[GOODIE] Squeak Smalltalk: A Quick Reference (v. 0.0)

Ian Piumarta Ian.Piumarta at inria.fr
Sun Dec 5 12:54:54 UTC 1999


Andrew,

I just glanced through the SQR -- and I agree 100% that documents like
this, which "cut through the noise" to get directly at the important
stuff, are _immensely_ valuable.  I've not looked at anything in
depth, but one thing caught my attention:

    Class ProtoObject
    
    Squeak additionally supports an improper class ProtoObject, from which
    object hierarchies other than proper instances and proper classes can
    be derived.  ProtoObject, the improper subclass of class object has no
    instances.  Indeed, attempting to instantiate ProtoObject will likely
    result in a crash.

My understanding might be wrong, but I think the situation is slightly
different...

ProtoObject is the real root of the class hierarcy, and Object is
actually a subclass of ProtoObject.  ProtoObject represents the
"behaviourless object" -- the absolute minimum that is required to
exist "harmoniously" as an object in the image.  Object adds the
behaviour to ProtoObject that is required for objects to interact
"correctly" with the rest of the class hiercarchy (#copy, #isKindOf:,
#at:[put:], and so on).  The interest of ProtoObject is mainly for
building "proxies": objects that react to _arbitrary_ messages by
performing some fixed response, based on the messages that they
receive.

Proxies typically implement only "doesNotUnderstand: aMessage" (plus
maybe a few _very_ private helper methods), and then dissect aMessage
to figure out how to react to the situation.

Since their "reactions" to arbitrary messages should also be valid for
the normal "Object" messages (#copy, #isKindOf:, #at:[put:], and so
on) it's important that they *don't* inherit these from their
superclass.  Traditionally, the way to implement them was to create a
new _disjoint_ hierarchy: the "proxy" class was a subclass of nil,
just like Object.

Adding ProtoObject to the hierarchy makes things more consistent,
because being a subclass of ProtoObject is practically the same as
being a suclass of nil, but without introducing disjoint hierarchies
(which have some nasty effects on browsing implementors, and other
activities that try to iterate over the classes based on the hierarchy
using #allBehaviorsDo:).  ProtoObject also implements the behaviour
that allows iteration over all the instances in the image to function
correctly, and just enough protocol to allow ProtoObjects to be
distinguished from "nil" (identity, #isNil, #ifNil:, ...) to avoid
"inadvertently" triggering their #doesNotUnderstand:-based "reaction".
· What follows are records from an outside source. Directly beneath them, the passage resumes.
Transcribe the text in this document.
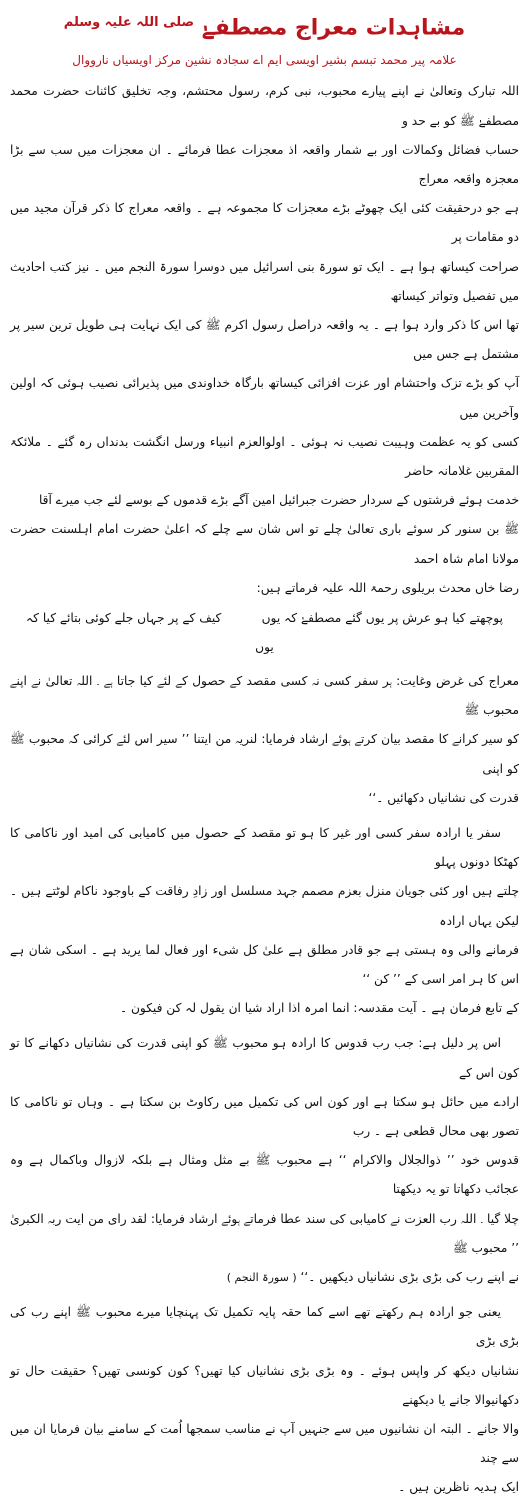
مشاہدات معراج مصطفےٰ $^{صلی اللہ علیہ وسلم}$
علامہ پیر محمد تبسم بشیر اویسی ایم اے سجادہ نشین مرکز اویسیاں نارووال

اللہ تبارک وتعالیٰ نے اپنے پیارے محبوب، نبی کرم، رسول محتشم، وجہ تخلیق کائنات حضرت محمد مصطفےٰ ﷺ کو بے حد و

حساب فضائل وکمالات اور بے شمار واقعہ اذ معجزات عطا فرمائے ۔ ان معجزات میں سب سے بڑا معجزہ واقعہ معراج

ہے جو درحقیقت کئی ایک چھوٹے بڑے معجزات کا مجموعہ ہے ۔ واقعہ معراج کا ذکر قرآن مجید میں دو مقامات پر

صراحت کیساتھ ہوا ہے ۔ ایک تو سورۃ بنی اسرائیل میں دوسرا سورۃ النجم میں ۔ نیز کتب احادیث میں تفصیل وتواتر کیساتھ

تھا اس کا ذکر وارد ہوا ہے ۔ یہ واقعہ دراصل رسول اکرم ﷺ کی ایک نہایت ہی طویل ترین سیر پر مشتمل ہے جس میں

آپ کو بڑے تزک واحتشام اور عزت افزائی کیساتھ بارگاہ خداوندی میں پذیرائی نصیب ہوئی کہ اولین وآخرین میں

کسی کو یہ عظمت وہیبت نصیب نہ ہوئی ۔ اولوالعزم انبیاء ورسل انگشت بدنداں رہ گئے ۔ ملائکۃ المقربین غلامانہ حاضر

خدمت ہوئے فرشتوں کے سردار حضرت جبرائیل امین آگے بڑے قدموں کے بوسے لئے جب میرے آقا

ﷺ بن سنور کر سوئے باری تعالیٰ چلے تو اس شان سے چلے کہ اعلیٰ حضرت امام اہلسنت حضرت مولانا امام شاہ احمد

رضا خاں محدث بریلوی رحمۃ اللہ علیہ فرماتے ہیں:

پوچھتے کیا ہو عرش پر یوں گئے مصطفےٰ کہ یوں
کیف کے پر جہاں جلے کوئی بتائے کیا کہ

یوں

معراج کی غرض وغایت: ہر سفر کسی نہ کسی مقصد کے حصول کے لئے کیا جاتا ہے ۔ اللہ تعالیٰ نے اپنے محبوب ﷺ

کو سیر کرانے کا مقصد بیان کرتے ہوئے ارشاد فرمایا: لنریہ من ایتنا ’’ سیر اس لئے کرائی کہ محبوب ﷺ کو اپنی

قدرت کی نشانیاں دکھائیں ۔‘‘

سفر یا ارادہ سفر کسی اور غیر کا ہو تو مقصد کے حصول میں کامیابی کی امید اور ناکامی کا کھٹکا دونوں پہلو

چلتے ہیں اور کئی جویان منزل بعزم مصمم جہد مسلسل اور زادِ رفاقت کے باوجود ناکام لوٹتے ہیں ۔ لیکن یہاں ارادہ

فرمانے والی وہ ہستی ہے جو قادر مطلق ہے علیٰ کل شیء اور فعال لما یرید ہے ۔ اسکی شان ہے اس کا ہر امر اسی کے ’’ کن ‘‘

کے تابع فرمان ہے ۔ آیت مقدسہ: انما امرہ اذا اراد شیا ان یقول لہ کن فیکون ۔

اس پر دلیل ہے: جب رب قدوس کا ارادہ ہو محبوب ﷺ کو اپنی قدرت کی نشانیاں دکھانے کا تو کون اس کے

ارادے میں حائل ہو سکتا ہے اور کون اس کی تکمیل میں رکاوٹ بن سکتا ہے ۔ وہاں تو ناکامی کا تصور بھی محال قطعی ہے ۔ رب

قدوس خود ’’ ذوالجلال والاکرام ‘‘ ہے محبوب ﷺ بے مثل ومثال ہے بلکہ لازوال وباکمال ہے وہ عجائب دکھاتا تو یہ دیکھتا

چلا گیا ۔ اللہ رب العزت نے کامیابی کی سند عطا فرماتے ہوئے ارشاد فرمایا: لقد رای من ایت ربہ الکبریٰ ’’ محبوب ﷺ

نے اپنے رب کی بڑی بڑی نشانیاں دیکھیں ۔‘‘ ( سورۃ النجم )

یعنی جو ارادہ ہم رکھتے تھے اسے کما حقہ پایہ تکمیل تک پہنچایا میرے محبوب ﷺ اپنے رب کی بڑی بڑی

نشانیاں دیکھ کر واپس ہوئے ۔ وہ بڑی بڑی نشانیاں کیا تھیں؟ کون کونسی تھیں؟ حقیقت حال تو دکھانیوالا جانے یا دیکھنے

والا جانے ۔ البتہ ان نشانیوں میں سے جنہیں آپ نے مناسب سمجھا اُمت کے سامنے بیان فرمایا ان میں سے چند

ایک ہدیہ ناظرین ہیں ۔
A good example of a "proxy" that inherits from ProtoObject is
ObjectOut, wich "reacts" to an arbitrary message by trying to "swap
in" an object stored on disk.  Now that Object is a subclass of
ProtoObject, one might consider one of Object's responsibilities as
being a proxy for "unimplemented behaviour" -- it "reacts" to
abritrary unknown messages by raising a MessageNotUnderstood Error.

Instantiating a ProtoObject currently does crash the system (that's a
little strong: let's say that rather that it causes the system to
abort deliberately) because of a recursive "message not understood"
error.  I personally consider this to be a (serious) bug.  Since *all*
the subclasses of ProtoObject implement #doesNotUnderstand:,
ProtoObject should also implement it to raise either a
MessageNotUnderstood Error, or (much) better still a
SubclassResponsibility Error.  At the very least, something like:

    ProtoObject>>doesNotUnderstand: aMessage
        Error new signal: 'this object cannot respond to this message'

I hope some of that makes sense, and is useful.